With a well-developed aversion to seafood, your correspondent perhaps notices more than most how often it features in images of fine dining aboard executive aircraft. It may exemplify freshness and showcase culinary technique, but one could be forgiven for thinking it’s the staple of the business and VIP aviation world. What of the humble burger, for example, a simple dish easily overcomplicated and one that presents a particular challenge to do well on an aeroplane?
Quality Real Food
“We’re launching a new menu very soon and it includes a burger. We actually do them all the time, but the new menu takes us back to chef roots. It’s all about ‘real food’. We still have our fine dining menu, which is what we’re known for, and we already offer a quality sandwich and a great burger. So, we’re re-engineering our menus to offer more ‘real food’ with On Air quality, using great produce, where it’s all about the story of UK-sourced ingredients rather than creating complex dishes.
“It includes an amazing burger and we’ve developed techniques to ensure it is amazing. That means the home-cooked chips that some with it are still crispy after they’ve been in the microwave – you wouldn’t believe how much work we’ve done to make sure our triple-cooked chips don’t come out soggy!
“We’ve also worked hard on getting the burger meat right, carefully deciding how much umami flavour to put into it, how we cook it and how it’s reheated on the aircraft. We’ve developed a technique where it retains its integrity and the caramelisation on the top and bottom surfaces. Of course, you don’t want to put the bun in the microwave, but we’ve chosen a bread roll that warms and toasts nicely, even in a poor quality oven. The rest of it – the salad and garnish – is easy.”

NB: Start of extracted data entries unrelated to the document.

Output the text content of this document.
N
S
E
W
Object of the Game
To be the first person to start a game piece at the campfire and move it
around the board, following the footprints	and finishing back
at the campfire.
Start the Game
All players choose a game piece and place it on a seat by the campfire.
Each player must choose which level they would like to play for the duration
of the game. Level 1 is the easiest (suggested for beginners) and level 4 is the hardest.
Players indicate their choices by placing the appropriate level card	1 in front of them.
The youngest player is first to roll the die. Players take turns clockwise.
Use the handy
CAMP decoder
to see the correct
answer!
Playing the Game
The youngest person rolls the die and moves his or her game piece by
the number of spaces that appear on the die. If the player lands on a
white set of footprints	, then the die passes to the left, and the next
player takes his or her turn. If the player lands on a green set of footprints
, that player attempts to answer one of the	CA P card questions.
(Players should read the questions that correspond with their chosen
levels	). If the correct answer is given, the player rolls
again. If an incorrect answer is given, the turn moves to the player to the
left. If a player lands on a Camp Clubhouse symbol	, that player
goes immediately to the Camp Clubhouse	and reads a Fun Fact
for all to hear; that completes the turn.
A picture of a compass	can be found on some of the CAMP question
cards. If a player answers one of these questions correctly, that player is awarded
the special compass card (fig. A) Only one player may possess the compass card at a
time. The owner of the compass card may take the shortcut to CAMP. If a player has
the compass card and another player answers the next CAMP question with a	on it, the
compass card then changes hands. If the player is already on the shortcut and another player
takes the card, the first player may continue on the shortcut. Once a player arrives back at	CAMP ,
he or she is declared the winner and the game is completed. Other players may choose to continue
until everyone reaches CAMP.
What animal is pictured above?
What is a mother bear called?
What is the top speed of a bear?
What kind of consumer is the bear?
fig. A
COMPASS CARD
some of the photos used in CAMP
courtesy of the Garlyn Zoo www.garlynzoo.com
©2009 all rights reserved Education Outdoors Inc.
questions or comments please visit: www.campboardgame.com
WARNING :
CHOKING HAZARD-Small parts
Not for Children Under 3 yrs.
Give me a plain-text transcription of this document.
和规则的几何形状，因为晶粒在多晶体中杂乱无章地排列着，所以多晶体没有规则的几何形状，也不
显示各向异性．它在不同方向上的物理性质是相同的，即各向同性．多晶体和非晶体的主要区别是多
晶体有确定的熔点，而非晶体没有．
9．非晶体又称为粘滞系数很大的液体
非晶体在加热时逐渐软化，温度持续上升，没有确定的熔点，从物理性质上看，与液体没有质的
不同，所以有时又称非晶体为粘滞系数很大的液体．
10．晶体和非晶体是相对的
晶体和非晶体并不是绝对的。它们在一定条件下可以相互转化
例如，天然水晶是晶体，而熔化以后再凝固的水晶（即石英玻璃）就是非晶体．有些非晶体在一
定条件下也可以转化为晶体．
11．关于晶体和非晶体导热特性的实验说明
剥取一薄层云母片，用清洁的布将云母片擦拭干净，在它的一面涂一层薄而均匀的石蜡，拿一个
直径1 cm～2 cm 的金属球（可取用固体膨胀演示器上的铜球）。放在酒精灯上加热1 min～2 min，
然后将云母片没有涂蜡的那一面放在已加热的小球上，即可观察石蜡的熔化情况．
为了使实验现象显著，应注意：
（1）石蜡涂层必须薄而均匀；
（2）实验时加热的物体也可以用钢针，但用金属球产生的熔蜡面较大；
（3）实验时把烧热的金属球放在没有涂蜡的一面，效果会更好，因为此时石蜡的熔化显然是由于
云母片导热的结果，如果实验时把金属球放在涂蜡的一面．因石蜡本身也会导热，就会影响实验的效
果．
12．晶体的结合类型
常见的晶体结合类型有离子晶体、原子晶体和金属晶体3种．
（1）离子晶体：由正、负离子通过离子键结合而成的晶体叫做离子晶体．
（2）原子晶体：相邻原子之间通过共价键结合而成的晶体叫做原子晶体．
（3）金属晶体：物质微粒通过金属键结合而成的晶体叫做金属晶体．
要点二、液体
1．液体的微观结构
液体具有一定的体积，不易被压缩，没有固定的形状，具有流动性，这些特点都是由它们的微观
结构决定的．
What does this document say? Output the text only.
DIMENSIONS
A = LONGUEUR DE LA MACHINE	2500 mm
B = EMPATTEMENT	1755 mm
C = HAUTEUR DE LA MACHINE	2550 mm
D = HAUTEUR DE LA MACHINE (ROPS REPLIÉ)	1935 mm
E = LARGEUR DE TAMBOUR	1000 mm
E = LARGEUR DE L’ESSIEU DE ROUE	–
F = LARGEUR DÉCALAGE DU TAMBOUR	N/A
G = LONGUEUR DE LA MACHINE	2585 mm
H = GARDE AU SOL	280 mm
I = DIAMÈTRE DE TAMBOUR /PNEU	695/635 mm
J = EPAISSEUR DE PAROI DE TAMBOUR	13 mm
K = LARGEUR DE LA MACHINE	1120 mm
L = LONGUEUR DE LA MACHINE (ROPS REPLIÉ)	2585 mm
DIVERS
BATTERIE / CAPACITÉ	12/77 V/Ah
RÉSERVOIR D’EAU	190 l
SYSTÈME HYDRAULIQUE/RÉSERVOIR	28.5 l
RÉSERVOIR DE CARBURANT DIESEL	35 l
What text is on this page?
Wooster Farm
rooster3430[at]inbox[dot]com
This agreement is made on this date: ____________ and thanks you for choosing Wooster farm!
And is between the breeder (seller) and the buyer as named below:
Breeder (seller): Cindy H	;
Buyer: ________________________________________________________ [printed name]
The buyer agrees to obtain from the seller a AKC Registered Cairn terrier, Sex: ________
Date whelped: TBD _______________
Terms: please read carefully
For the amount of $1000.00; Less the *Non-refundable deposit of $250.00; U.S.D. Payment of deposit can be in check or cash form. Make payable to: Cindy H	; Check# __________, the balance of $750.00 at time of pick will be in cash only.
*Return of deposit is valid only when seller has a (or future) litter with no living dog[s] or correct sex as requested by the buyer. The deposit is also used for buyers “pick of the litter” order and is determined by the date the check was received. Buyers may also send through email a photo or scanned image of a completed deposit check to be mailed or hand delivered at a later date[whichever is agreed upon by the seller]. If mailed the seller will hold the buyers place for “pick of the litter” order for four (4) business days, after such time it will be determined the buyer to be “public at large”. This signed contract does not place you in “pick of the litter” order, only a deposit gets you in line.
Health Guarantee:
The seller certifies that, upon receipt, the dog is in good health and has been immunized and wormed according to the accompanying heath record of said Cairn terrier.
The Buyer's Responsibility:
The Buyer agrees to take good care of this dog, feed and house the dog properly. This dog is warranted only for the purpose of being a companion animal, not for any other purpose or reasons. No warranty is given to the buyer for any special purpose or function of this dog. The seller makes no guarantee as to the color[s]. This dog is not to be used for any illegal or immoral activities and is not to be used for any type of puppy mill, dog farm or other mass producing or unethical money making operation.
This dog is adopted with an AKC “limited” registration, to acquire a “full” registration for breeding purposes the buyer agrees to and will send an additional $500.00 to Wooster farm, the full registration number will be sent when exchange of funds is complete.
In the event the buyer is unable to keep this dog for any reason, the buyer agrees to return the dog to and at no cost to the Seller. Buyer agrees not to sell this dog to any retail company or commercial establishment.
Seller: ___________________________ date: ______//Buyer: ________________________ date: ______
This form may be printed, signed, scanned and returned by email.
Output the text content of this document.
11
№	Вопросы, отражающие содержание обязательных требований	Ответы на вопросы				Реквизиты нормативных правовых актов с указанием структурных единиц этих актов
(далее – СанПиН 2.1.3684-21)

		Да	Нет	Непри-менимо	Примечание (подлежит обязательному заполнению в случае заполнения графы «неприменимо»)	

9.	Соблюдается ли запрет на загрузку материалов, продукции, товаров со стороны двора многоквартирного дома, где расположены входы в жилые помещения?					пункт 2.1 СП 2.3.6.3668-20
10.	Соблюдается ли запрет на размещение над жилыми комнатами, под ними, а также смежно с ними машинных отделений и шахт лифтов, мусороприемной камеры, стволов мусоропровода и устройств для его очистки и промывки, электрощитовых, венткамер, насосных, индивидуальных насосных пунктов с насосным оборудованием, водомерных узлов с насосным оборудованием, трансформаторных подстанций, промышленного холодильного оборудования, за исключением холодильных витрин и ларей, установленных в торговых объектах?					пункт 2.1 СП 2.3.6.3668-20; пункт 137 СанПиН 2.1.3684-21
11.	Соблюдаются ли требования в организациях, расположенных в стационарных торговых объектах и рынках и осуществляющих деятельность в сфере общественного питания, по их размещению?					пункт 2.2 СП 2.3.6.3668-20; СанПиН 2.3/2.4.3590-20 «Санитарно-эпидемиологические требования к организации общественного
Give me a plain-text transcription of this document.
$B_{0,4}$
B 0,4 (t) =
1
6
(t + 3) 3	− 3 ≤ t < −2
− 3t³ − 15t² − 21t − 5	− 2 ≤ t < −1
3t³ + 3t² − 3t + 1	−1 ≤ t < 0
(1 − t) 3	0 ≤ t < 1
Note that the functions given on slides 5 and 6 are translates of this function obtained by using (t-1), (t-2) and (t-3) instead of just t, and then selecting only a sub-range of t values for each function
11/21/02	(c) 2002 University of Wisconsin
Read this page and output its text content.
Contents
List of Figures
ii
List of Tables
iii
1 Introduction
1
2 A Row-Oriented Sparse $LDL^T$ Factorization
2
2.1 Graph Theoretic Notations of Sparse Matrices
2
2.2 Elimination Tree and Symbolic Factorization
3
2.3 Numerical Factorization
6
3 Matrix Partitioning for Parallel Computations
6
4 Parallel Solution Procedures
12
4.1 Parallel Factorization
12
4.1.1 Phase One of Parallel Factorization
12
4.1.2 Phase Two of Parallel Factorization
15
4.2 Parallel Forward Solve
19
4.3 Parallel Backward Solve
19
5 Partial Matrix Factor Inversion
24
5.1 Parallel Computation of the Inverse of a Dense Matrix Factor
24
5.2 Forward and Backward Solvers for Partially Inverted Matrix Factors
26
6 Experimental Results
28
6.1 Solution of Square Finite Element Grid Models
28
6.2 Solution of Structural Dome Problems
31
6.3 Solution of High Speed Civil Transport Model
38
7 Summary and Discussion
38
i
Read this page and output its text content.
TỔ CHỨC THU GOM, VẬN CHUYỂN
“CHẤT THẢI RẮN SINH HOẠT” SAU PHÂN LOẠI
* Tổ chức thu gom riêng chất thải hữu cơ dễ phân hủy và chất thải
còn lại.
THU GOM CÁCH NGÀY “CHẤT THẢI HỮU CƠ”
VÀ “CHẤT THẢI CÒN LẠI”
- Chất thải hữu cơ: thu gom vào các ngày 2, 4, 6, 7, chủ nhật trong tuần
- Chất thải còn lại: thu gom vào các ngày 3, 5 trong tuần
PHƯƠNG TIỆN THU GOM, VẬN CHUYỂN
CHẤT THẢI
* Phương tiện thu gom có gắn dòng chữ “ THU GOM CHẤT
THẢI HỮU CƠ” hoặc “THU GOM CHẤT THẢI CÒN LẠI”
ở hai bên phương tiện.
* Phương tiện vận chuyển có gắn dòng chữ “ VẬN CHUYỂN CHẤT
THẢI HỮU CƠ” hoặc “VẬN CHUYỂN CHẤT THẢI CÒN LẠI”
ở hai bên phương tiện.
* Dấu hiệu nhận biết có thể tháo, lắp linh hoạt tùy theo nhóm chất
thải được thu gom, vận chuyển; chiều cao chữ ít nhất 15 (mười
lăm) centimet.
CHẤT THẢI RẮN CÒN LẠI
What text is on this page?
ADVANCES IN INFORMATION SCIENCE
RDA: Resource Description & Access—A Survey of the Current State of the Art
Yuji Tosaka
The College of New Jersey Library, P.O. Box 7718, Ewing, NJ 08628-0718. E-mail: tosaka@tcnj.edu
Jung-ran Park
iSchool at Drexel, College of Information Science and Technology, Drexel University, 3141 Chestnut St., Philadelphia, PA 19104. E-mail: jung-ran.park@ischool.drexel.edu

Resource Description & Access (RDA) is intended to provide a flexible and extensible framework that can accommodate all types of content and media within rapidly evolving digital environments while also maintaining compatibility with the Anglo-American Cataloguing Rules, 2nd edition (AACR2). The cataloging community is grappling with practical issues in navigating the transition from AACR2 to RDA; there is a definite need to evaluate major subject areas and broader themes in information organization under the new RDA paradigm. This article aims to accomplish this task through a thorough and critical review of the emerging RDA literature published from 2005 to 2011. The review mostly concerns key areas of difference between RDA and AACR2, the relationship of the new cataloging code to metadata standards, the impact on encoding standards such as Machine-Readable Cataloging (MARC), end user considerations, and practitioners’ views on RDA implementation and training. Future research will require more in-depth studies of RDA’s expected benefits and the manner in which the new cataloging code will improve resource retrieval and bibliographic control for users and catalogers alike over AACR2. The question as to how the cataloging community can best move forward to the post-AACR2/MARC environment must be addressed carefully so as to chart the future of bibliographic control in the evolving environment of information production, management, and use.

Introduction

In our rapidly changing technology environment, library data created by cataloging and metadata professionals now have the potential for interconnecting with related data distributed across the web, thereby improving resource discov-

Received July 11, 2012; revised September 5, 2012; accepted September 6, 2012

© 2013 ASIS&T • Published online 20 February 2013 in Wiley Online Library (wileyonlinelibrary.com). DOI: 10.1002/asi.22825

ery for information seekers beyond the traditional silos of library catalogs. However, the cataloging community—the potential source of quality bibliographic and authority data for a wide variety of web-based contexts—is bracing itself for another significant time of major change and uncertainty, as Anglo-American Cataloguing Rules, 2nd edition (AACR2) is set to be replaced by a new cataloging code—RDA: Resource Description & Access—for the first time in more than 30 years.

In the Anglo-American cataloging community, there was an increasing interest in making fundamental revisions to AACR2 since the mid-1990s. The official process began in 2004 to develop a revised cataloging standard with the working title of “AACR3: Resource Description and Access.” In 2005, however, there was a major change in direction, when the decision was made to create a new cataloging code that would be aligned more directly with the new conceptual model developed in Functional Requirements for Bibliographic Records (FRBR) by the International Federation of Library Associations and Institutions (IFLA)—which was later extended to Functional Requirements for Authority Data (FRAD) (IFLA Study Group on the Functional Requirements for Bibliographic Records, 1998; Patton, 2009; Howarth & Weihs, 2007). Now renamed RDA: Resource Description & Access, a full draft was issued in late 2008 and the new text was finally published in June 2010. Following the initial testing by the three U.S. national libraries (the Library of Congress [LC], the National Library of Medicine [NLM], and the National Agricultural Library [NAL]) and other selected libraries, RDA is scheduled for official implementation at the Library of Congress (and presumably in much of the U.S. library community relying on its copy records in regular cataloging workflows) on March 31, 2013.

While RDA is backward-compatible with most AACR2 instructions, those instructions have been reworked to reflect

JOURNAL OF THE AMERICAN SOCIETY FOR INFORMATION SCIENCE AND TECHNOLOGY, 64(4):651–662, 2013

Interestingly, although On Air offers extensive menu options, Hulme reckons around half the food it creates is not from the menu. That variation is down to individual customer requirements, food allergies and other drivers – the company is the only inflight food producer with two fully halal kitchens. “For this flexibility I describe us as a food concierge company rather than a caterer.”
Thanks to the expertise of its chefs and an extensive support network that includes refrigerated vans and high loaders, On Air Dining is successfully delivering exceptional food. Hulme says the company is an active adopter of new technology and systems and: “We’re constantly innovating in how we develop and use food. We have our fine dining menu and our new menu is all about real food done well, with On Air quality. It’s all about the story of the produce, which UK producer made the cheese, where is the fish sourced? Our fine dining has been perceived by some as expensive – although I believe you pay for quality – but the new menu offers food at an extremely competitive price. I think it’ll see us get into the more price-conscious areas of the market – people have loved our initial pitches with it.”
Daniel Hulme is enthused by good food in an industry justly enthused by technology and aircraft performance. For the regular flyer, used to the convenience and comfort of long-range executive travel, the aircraft, connectivity and cabin quality become exceptional expectations, but the food? Well, that can easily become the defining difference.